Now remembering that $\displaystyle x = \frac{1}{2}\tan{\theta}$
$\displaystyle 2x = \tan{\theta}$
$\displaystyle \theta = \arctan{2x}$.
So finally our answer is $\displaystyle \frac{1}{2}\arctan{2x} + C$.
For $\displaystyle \int{x(x - 10)^{10}\,dx}$ you could expand everything, but that could get messy.
Instead, integration by parts will need to be used.
Let $\displaystyle u = x$ so that $\displaystyle du = 1$.
Let $\displaystyle dv = (x - 10)^{10}$ so that $\displaystyle v = \int{(x - 10)^{10}\,dx} = \frac{1}{11}(x - 10)^{11}$.
Therefore $\displaystyle \int{x(x - 10)^{10}\,dx} = \frac{1}{11}x(x - 10)^{11} - \int{\frac{1}{11}(x - 10)^{11}\,dx}$
$\displaystyle = \frac{1}{11}x(x - 10)^{11} - \frac{1}{132}(x - 10)^{12} + C$
$\displaystyle = \frac{1}{11}(x - 10)^{11}\left[x - \frac{1}{12}(x - 10)\right] + C$
$\displaystyle = \frac{1}{11}(x - 10)^{11}\left(x - \frac{1}{12}x + \frac{5}{6}\right)$
$\displaystyle = \frac{1}{11}(x - 10)^{11}\left(\frac{11}{12}x + \frac{5}{6}\right)$
$\displaystyle = \frac{1}{132}(x - 10)^{11}(11x + 10)$.
For $\displaystyle \int{\frac{(1 + \tan{x})^3}{\cos^2{x}}\,dx}$, note that
$\displaystyle \frac{1}{\cos^2{x}} = \sec^2{x}$.

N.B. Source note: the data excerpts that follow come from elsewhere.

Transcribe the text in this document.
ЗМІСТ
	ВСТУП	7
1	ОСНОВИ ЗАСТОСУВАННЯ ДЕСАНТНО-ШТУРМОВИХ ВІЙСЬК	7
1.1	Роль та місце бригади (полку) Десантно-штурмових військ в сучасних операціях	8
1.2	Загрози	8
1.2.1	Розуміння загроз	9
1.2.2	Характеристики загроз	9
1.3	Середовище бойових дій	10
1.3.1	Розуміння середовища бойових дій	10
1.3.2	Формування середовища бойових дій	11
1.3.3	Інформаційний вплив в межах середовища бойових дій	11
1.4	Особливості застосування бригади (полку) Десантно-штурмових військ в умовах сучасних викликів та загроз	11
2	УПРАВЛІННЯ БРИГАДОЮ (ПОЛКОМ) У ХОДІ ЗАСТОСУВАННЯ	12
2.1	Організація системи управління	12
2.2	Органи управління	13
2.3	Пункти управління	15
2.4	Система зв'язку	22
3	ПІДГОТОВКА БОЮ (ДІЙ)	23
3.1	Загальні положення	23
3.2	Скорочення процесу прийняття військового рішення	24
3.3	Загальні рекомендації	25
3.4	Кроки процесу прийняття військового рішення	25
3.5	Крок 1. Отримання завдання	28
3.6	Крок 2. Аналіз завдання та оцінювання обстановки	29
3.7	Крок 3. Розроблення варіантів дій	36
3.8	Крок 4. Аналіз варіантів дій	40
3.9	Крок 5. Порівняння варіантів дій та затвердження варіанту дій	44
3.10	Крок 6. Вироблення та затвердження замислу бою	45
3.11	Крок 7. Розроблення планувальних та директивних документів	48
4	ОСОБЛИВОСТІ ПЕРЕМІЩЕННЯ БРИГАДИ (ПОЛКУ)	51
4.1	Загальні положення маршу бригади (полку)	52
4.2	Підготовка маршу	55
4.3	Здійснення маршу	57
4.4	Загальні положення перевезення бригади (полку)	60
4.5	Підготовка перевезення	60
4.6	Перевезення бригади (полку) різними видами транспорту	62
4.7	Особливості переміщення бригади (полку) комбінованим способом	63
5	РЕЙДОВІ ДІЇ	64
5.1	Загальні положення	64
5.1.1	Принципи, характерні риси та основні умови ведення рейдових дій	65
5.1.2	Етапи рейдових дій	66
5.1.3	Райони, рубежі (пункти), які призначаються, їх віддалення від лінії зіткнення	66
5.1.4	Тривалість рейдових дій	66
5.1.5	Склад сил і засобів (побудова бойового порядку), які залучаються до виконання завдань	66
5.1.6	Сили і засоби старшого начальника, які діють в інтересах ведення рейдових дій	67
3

So $\displaystyle \int{\frac{(1 + \tan{x})^3}{\cos^2{x}}\,dx} = \int{(1 + \tan{x})\sec^2{x}\,dx}$
Now let $\displaystyle u = 1 + \tan{x}$ so that $\displaystyle \frac{du}{dx} = \sec^2{x}$.
The integral becomes
$\displaystyle \int{u\,\frac{du}{dx}\,dx}$
$\displaystyle = \int{u\,du}$
$\displaystyle = \frac{1}{2}u^2 + C$
$\displaystyle = \frac{1}{2}(1 + \tan{x})^2 + C$.